Vieira afirmou que o ministro Alexandre de Moraes estaria “ameaçando” o Conselho de Controle de Atividades Financeiras (Coaf) para impedir a entrega de informações necessárias à CPI. Ele questionou a gravidade das informações que estariam sendo ocultadas, mencionando a possibilidade de envolvimento em atividades ilícitas.
Recentemente, Moraes impôs restrições ao compartilhamento de relatórios financeiros do Coaf, exigindo a abertura de investigações formais para que esses dados possam ser acessados pela CPI. Além disso, é necessário justificar a pertinência temática e identificar os investigados.
O ministro Moraes foi mencionado em relação a voos realizados em aeronaves associadas ao dono do Banco Master, Daniel Vorcaro, levantando suspeitas sobre possíveis encontros entre os dois.
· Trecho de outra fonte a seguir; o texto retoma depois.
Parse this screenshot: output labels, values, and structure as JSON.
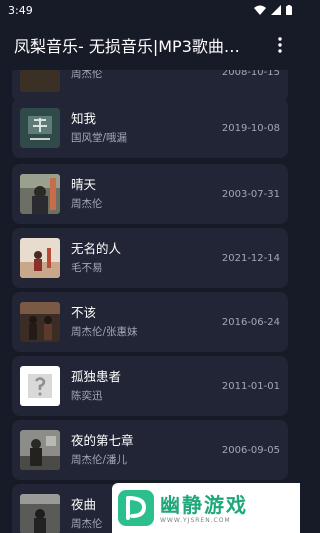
{
  "status_bar": {
    "time": "3:49"
  },
  "app_bar": {
    "title": "凤梨音乐- 无损音乐|MP3歌曲…"
  },
  "songs": [
    {
      "title": "",
      "artist": "周杰伦",
      "date": "2008-10-15"
    },
    {
      "title": "知我",
      "artist": "国风堂/哦漏",
      "date": "2019-10-08"
    },
    {
      "title": "晴天",
      "artist": "周杰伦",
      "date": "2003-07-31"
    },
    {
      "title": "无名的人",
      "artist": "毛不易",
      "date": "2021-12-14"
    },
    {
      "title": "不该",
      "artist": "周杰伦/张惠妹",
      "date": "2016-06-24"
    },
    {
      "title": "孤独患者",
      "artist": "陈奕迅",
      "date": "2011-01-01"
    },
    {
      "title": "夜的第七章",
      "artist": "周杰伦/潘儿",
      "date": "2006-09-05"
    },
    {
      "title": "夜曲",
      "artist": "周杰伦",
      "date": ""
    }
  ],
  "watermark": {
    "name": "幽静游戏",
    "url": "WWW.YJSREN.COM"
  },
  "colors": {
    "background": "#171a27",
    "card": "#212535",
    "secondary_text": "#a3a7b6",
    "brand_green": "#1fa87a"
  }
}
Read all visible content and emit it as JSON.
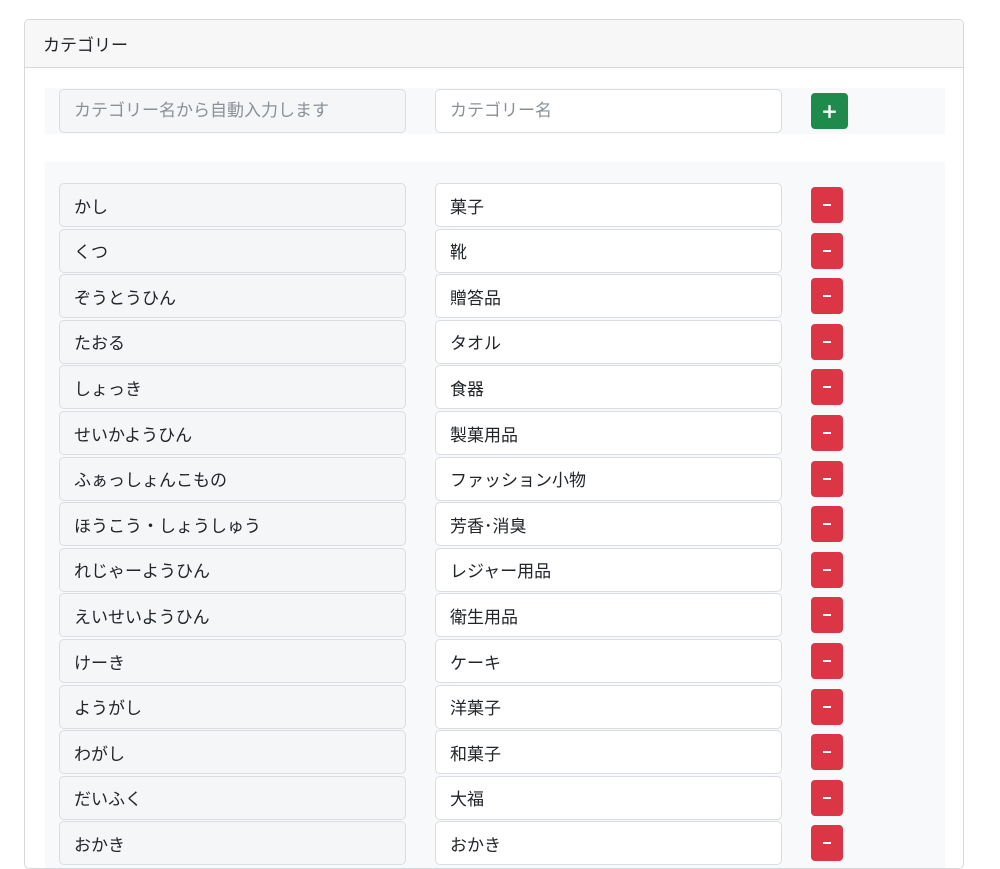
{
  "card": {
    "title": "カテゴリー"
  },
  "new_entry": {
    "yomi_placeholder": "カテゴリー名から自動入力します",
    "name_placeholder": "カテゴリー名",
    "add_label": "+"
  },
  "colors": {
    "add_button": "#1e8a4c",
    "remove_button": "#dc3545"
  },
  "icons": {
    "add": "plus-icon",
    "remove": "minus-icon"
  },
  "categories": [
    {
      "yomi": "かし",
      "name": "菓子"
    },
    {
      "yomi": "くつ",
      "name": "靴"
    },
    {
      "yomi": "ぞうとうひん",
      "name": "贈答品"
    },
    {
      "yomi": "たおる",
      "name": "タオル"
    },
    {
      "yomi": "しょっき",
      "name": "食器"
    },
    {
      "yomi": "せいかようひん",
      "name": "製菓用品"
    },
    {
      "yomi": "ふぁっしょんこもの",
      "name": "ファッション小物"
    },
    {
      "yomi": "ほうこう・しょうしゅう",
      "name": "芳香･消臭"
    },
    {
      "yomi": "れじゃーようひん",
      "name": "レジャー用品"
    },
    {
      "yomi": "えいせいようひん",
      "name": "衛生用品"
    },
    {
      "yomi": "けーき",
      "name": "ケーキ"
    },
    {
      "yomi": "ようがし",
      "name": "洋菓子"
    },
    {
      "yomi": "わがし",
      "name": "和菓子"
    },
    {
      "yomi": "だいふく",
      "name": "大福"
    },
    {
      "yomi": "おかき",
      "name": "おかき"
    }
  ]
}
Informações obtidas indicam que Moraes voou pelo menos oito vezes em aviões ligados a Vorcaro, com um dos voos ocorrendo um dia antes de uma reunião entre eles.
Esses dados foram obtidos por meio do cruzamento de registros de voos executivos no Aeroporto de Brasília e conversas entre Vorcaro e sua ex-namorada, Martha Graeff, onde ele menciona a reunião com Moraes no dia seguinte ao embarque do ministro.
Além de criticar Moraes, Vieira também se dirigiu ao ex-governador do Distrito Federal, Ibaneis Rocha, que não compareceu a um depoimento na CPI após conseguir um habeas corpus que tornou sua presença facultativa. Vieira destacou que, mesmo após a revelação de fraudes nas carteiras do Banco Master, o Banco de Brasília adquiriu uma quantia significativa de ativos ligados à instituição de Vorcaro.
O relator finalizou suas declarações afirmando que, no Brasil, as leis parecem beneficiar apenas os ricos, lamentando a falta de responsabilidade por parte de figuras públicas que buscam a confiança da população, mas não têm coragem de prestar contas.